Compte-tenu de la combinatoire des multiples usages de l'internet avec les multiples préoccupations quotidiennes des humains, la probabilité que chaque cas soit unique est très élevée, d'où la difficulté de concevoir des mesures incitatives réellement pertinentes. Au fil du temps, j'ai cependant pu observer une règle qui transcende les particularités et qui rejoint le principe entrevu par Antony Rutkowski? pour expliquer la régularité de la croissance exponentielle de l'internet, qui dit grosso-modo que plus il y a d'internautes connectées, plus il y a de raisons de se connecter, soit en quelque sorte une force d'attraction croissant proportionnellement à la masse. De la même manière, j'ai pu observer dans mon microcosme que les raisons individuelles de chacun augmentaient en effet au fur et à mesure que leurs relations se mettaient à utiliser l'internet, jusqu'au stade où la force d'attraction dépasse la force de répulsion naturelle que représente l'usage de l'informatique pour un néophyte.
Il ne faut cependant pas négliger le rôle des compétences techniques, qui permettent à la sauce de prendre. Le néophyte moyen qui a acheté un ordinateur dans une grande surface et entrepris d'apprendre à s'en servir est totalement désemparé s'il est isolé, avec le vendeur comme seul recours. Il aura forcément besoin de quelqu'un qui s'y connait un peu plus que lui dans son entourage, au moins pour le débarasser des virus et/ou réinstaller Windows une fois de temps en temps ;-) Par ailleurs, ça aide s'il y a quelqu'un qui peut mettre des serveurs à disposition avec divers applications (mailing-lists, sites web, serveur de mail, FTP, applications collaboratives, etc...).
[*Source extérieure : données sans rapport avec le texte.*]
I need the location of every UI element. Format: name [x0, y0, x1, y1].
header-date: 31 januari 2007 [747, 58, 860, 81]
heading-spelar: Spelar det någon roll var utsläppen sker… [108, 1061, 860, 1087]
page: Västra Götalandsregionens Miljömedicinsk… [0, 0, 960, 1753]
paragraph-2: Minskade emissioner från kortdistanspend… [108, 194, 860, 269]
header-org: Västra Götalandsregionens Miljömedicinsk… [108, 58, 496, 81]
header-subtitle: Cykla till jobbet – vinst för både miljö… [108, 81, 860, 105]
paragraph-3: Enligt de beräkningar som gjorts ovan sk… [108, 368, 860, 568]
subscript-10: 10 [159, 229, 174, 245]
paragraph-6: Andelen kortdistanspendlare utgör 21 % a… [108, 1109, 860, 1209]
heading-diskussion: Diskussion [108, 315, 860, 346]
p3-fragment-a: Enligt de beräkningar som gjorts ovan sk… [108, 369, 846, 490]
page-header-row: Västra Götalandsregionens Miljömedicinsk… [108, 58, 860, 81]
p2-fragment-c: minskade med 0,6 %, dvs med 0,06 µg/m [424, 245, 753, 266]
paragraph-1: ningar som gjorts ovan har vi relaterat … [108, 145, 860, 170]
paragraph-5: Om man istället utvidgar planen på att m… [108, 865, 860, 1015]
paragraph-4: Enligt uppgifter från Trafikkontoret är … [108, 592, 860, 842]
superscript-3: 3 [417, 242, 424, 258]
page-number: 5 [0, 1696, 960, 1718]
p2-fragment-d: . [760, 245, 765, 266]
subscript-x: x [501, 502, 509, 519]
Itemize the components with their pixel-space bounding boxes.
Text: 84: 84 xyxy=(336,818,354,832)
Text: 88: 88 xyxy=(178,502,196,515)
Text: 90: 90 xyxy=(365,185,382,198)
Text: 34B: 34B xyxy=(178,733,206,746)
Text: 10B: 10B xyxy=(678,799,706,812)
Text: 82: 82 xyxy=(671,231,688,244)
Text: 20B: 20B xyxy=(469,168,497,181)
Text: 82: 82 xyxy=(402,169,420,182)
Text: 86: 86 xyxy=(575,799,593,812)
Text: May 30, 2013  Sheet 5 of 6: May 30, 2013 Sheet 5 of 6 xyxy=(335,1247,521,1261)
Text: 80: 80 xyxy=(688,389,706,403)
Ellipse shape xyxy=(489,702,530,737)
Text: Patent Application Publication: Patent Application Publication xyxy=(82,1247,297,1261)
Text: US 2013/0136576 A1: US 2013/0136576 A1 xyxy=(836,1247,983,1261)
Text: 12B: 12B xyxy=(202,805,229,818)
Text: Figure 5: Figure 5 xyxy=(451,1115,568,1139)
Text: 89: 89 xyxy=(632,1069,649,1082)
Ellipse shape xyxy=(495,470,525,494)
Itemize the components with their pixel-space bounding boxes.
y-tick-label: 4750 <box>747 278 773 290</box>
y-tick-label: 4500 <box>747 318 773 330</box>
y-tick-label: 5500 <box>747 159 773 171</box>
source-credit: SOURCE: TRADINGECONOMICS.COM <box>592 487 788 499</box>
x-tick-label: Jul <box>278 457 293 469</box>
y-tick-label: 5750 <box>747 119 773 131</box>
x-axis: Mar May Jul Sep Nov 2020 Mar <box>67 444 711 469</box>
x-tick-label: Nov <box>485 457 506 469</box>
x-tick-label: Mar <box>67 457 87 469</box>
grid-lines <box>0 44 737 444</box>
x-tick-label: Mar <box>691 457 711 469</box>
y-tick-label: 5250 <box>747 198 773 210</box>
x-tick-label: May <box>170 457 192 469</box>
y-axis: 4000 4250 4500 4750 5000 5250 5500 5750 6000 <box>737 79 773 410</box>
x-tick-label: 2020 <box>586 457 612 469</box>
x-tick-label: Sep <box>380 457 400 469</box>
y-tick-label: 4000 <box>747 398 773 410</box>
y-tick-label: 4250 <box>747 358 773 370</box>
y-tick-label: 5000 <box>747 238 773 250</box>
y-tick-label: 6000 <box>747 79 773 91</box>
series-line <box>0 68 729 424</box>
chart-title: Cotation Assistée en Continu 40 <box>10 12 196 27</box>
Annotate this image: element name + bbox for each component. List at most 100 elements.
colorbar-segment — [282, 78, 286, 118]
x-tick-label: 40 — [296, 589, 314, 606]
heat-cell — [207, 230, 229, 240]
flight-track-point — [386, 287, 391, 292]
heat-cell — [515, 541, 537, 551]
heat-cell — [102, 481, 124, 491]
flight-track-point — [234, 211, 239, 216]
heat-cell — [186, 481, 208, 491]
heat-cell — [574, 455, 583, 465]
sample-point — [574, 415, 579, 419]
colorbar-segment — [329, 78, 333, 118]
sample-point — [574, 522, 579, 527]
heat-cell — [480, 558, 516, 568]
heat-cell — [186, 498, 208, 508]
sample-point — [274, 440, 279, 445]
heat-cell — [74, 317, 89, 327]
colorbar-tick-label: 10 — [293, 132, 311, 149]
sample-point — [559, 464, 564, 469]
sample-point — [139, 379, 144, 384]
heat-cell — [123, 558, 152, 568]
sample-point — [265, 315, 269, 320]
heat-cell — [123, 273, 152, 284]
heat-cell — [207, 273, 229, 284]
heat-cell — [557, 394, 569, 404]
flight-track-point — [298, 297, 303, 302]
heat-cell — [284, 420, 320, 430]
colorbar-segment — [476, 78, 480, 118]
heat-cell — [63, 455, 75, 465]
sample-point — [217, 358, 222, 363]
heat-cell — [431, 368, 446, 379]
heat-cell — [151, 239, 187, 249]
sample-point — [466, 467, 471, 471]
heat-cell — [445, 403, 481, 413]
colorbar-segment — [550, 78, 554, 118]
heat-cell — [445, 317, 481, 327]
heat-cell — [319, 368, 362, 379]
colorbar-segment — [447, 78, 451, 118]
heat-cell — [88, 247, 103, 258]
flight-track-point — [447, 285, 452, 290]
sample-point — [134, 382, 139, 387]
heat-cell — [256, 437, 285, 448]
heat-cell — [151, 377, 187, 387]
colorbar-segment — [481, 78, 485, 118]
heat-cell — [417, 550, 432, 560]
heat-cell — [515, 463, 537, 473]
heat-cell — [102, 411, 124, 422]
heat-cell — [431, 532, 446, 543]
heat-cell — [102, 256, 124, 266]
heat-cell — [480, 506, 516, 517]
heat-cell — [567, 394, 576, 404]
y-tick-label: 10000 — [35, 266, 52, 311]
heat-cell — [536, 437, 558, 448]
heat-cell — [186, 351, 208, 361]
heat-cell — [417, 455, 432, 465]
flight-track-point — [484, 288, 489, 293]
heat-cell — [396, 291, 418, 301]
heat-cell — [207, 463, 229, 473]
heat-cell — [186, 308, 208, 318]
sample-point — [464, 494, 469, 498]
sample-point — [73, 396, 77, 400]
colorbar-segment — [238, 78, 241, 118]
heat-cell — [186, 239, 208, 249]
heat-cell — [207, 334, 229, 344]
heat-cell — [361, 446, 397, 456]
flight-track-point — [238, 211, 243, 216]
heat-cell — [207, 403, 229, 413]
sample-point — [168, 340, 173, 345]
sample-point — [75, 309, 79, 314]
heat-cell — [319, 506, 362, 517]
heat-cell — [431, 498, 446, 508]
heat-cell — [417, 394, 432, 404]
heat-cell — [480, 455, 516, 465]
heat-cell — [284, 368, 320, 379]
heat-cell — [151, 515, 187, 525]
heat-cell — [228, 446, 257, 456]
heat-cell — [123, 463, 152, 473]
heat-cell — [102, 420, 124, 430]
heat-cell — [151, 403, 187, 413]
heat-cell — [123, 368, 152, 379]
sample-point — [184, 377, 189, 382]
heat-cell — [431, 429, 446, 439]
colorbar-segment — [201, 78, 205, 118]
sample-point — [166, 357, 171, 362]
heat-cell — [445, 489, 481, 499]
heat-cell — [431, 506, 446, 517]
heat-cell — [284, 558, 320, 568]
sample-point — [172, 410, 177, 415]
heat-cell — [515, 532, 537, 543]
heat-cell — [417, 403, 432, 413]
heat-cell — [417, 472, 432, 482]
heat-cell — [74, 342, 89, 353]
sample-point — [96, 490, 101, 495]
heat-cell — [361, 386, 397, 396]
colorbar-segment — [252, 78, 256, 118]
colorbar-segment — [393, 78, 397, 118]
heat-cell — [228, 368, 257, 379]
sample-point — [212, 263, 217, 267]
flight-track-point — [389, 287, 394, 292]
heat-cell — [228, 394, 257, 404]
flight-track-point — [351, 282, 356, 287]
Une seule personne qui s'y connait et qui administre un serveur peut suffire à fournir les services adéquats pour un grand nombre d'internautes dans les environs (et au delà). Par contre le Partage de Connaissances ou Echange De Savoir devient une condition sine qua non pour ce qui est du dépannage des postes malades dès lors que le nombre d'internautes néophytes augmente. Certaines collectivités locales ont su se doter d'un bidouilleur informatique de service en embauchant un emploi-jeune ou quelque chose du genre, mais bp ont du mal à réaliser que ce serait presque une priorité pour que les usages de l'internet aient une chance de se développer dans leur zone.
Pour citer une réalisation concrète, ne faudrait-il pas évoquer le travail entrepris par le centre de compétences wallon (Belgique) Techno.bel (
http://www.technobel.be) avec son projet Cybermobile (
http://www.cybermobile.be) avec ses 2 classes "mobiles" (12 PC transportés en Kangoo et installés dans des lieux connectés ouverts aux publics) qui parcourent les 20 communes des arrondissements de Dinant et Philippeville, donc en milieu rural ? Le public visé : tout public mais aussi seniors, milieu du trousime, agriculteurs,... On peut interroger Fabienne Surin à ce sujet (fabienne.surin@technobel.be). -- Philippe Allard
La Fondation internet Nouvelle Génération a mis en place avec les organisateurs des rencontres de l'Internet rural à Felletin, un tout nouveau groupe de travail qui devrait commencer ses travaux... en novembre 2003. Ces animatrices Isabelle Bize et Floriana Carillo pourrait apporter les témoignages obtenus de toute la France à l'occasion des rencontres de Felletin et proposer quelques axes de reflexion.
vous pouvez voir le compte rendu du deuxième colloque (celui de cet année) sur :
http://www.fing.org/index.php?num=3811,4
--Jean Michel Cornu
Si quelques réalisations concrètes peuvent intéresser du monde, venez visiter le Vendômois (105 communes). Ce n'est pas loin, 42mn en TGV de Paris:
-- Internet en milieu rural: 14 stations satellite/Wi Fi pour connecter environ 200 personnes à 512/256 Kbs et jusqu'à 1Mo/384 Kbs, en pleine campagne.
Ca a démarré depuis juin 2003. Avec couverture de bourgs, ponts Wi Fi (dont un de
3,5km), etc.
-- Nautibus: Un camion (solution Internet mobile) complètement autonome, de 26 poste, connectés sat/Wi Fi à 1Mo en réception, qui se ballade dans nos communes.
Et plein d'autres choses en cours. On sait aussi réaliser et utiliser en France!
Quelques articles dans la presse (Le monde Informatique, Les échos, Techni-Cité, Computer News Ressellers, Nouvelle République du Centre, et d'autres encore).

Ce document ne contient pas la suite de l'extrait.